For nitrogen-based products like the popular UAN, experts suggests it would be natural gas prices falling back to $ 10 or less in Europe that would encourage fertilizer manufacturers to drop prices rather than face competition from competing products such as urea or ammonia. For now, about the only saving grace for farmers is that we are experiencing 2022 commodity prices that suggest that their cotton and grain prices could meet or beat this past season. But we all understand that commodities such as cotton and corn and sorghum can see prices rise or fall dramatically in a short period of time. Figure 5 provided by StoneX is interesting since it shows a comparison of the current ratio of this same UAN product to the price of corn. In this Midwest example, you can see where this ratio in the heavy red line has skyrocketed from approximately 35 bushels of corn to cover 1 ton of UAN to over 100 bushels to cover 1 ton of UAN. While the valley will not be this extreme, it does show the 2021 trend versus the past few years of relatively little change.

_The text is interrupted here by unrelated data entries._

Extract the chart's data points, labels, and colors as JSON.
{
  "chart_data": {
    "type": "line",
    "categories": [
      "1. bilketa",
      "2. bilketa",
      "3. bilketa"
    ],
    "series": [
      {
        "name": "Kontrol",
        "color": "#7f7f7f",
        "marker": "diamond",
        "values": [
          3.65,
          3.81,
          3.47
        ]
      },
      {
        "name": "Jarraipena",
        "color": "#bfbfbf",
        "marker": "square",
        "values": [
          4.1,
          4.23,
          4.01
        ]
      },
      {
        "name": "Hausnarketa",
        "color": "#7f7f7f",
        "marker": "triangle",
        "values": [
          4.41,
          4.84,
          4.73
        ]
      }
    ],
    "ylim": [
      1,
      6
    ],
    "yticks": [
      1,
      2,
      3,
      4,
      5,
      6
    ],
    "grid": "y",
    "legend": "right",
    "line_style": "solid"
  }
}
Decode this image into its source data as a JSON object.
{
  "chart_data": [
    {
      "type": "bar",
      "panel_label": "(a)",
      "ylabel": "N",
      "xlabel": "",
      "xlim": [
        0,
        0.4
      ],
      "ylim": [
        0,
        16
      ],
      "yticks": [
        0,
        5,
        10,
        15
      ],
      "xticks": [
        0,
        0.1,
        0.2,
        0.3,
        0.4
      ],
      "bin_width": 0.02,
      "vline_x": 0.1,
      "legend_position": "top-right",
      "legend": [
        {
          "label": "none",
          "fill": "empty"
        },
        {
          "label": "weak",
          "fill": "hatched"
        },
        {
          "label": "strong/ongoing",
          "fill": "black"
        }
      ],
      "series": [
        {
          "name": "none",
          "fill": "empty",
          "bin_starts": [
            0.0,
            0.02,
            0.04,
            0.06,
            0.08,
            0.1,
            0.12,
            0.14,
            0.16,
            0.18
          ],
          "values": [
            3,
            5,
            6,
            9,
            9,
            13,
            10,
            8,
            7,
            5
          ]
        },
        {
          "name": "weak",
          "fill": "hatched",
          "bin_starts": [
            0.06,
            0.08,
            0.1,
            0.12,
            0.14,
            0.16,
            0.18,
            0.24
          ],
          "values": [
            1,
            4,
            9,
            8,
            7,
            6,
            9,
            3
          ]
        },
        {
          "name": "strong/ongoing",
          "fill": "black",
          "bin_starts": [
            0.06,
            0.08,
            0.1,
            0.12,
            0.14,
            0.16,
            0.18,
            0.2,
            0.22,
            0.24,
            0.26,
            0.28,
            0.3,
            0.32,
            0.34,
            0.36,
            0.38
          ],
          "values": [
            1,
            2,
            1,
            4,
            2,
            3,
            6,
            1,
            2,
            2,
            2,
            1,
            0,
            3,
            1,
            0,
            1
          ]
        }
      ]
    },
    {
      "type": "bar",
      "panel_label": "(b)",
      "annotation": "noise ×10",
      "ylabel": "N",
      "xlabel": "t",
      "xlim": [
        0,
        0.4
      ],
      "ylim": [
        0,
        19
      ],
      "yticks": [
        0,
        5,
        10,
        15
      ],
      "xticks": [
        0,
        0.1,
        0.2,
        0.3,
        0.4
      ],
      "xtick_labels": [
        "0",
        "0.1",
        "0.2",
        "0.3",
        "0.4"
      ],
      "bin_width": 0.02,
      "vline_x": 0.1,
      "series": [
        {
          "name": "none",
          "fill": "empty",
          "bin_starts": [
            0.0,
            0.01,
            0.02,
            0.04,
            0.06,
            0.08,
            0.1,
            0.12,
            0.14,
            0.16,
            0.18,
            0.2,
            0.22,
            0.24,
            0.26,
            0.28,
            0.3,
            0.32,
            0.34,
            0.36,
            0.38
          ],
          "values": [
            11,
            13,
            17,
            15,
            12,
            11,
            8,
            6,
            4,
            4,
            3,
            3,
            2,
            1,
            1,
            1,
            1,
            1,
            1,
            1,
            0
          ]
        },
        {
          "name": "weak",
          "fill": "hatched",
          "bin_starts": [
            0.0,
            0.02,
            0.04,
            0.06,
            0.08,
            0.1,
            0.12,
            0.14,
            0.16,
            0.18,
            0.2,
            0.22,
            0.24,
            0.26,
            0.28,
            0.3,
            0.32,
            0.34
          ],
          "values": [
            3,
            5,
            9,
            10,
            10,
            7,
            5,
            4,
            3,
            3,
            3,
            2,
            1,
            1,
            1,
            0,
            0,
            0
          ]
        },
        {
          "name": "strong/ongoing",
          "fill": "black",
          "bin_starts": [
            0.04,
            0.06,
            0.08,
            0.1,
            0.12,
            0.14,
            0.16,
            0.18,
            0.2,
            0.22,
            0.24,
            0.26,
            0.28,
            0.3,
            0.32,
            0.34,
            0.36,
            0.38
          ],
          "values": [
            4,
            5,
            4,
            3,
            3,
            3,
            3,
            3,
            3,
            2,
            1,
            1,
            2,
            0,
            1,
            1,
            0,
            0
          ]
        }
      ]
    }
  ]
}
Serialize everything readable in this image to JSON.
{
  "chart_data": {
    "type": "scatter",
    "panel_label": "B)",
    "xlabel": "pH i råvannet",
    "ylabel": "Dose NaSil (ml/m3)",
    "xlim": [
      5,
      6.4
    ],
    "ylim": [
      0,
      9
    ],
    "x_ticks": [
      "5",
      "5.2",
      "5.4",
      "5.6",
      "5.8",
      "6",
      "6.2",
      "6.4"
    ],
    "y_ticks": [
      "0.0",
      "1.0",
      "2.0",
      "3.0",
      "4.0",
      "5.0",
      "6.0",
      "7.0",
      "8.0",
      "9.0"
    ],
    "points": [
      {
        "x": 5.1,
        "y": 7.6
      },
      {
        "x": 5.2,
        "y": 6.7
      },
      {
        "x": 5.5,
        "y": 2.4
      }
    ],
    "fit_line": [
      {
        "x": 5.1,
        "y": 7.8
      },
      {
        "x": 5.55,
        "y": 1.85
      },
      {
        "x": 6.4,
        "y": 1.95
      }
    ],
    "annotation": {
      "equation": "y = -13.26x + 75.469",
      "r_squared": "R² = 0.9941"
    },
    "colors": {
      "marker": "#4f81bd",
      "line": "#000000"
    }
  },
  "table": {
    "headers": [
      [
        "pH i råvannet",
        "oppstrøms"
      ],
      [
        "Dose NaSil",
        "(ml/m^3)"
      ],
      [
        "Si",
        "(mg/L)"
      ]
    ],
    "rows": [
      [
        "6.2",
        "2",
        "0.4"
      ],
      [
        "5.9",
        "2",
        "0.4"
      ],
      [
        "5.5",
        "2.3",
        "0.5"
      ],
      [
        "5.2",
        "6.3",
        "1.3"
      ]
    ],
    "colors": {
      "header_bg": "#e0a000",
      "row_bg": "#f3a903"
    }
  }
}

Other fertilizer products such as Phosphates and Urea also seem destined for strong prices into spring. China continues to all but totally restrict the export of phosphate and urea despite some optimism that the government there would have reversed that decision by now. This is of critical importance since China is practically the largest exporter of phosphate worldwide. Experts agree that until China relaxes this policy and allows a free market to operate, supplies here in the US will likely remain tight enough to keep prices higher than we are used to seeing. China’s system of communism allows them to artificially stop the movement of fertilizer to the ports that would normally ship to largely the US and Brazil. It has been reported that China controls up to 40 percent of world phosphate supplies so it is hard to imagine that world supplies will become more balanced until this situation changes. We have to hope that the old adage of ‘high prices lead to a cure for high prices’ will prevail. The US Midwest will be an interesting study this spring as we find out if farmers there will pursue alternative crops that require less fertilizer, or simply apply less fertilizer. Other possibilities include lower natural gas prices if trade politics between Russia and broader Europe change, or some yet to be seen marketplace or political change that would abruptly change the price landscape. For now, most fertilizer traders seem to be more in favor of a continuation of high fertilizer prices into spring. When you see crops growing across the Valley this season, remember that a lot of financial planning and risk taking is involved in seeing a crop through to harvest. We so often only talk about what prices are received by famers for their cotton or grain or sugar or cattle and often pass over the consideration of how much time and effort it takes to control cost in the face of uncertain yield and price received at harvest. The good new is that we are seeing some good prices for 2021 at this time, and technology has provided some measure of opportunity, but we need Mother Nature to help in paying for it as much as ever before.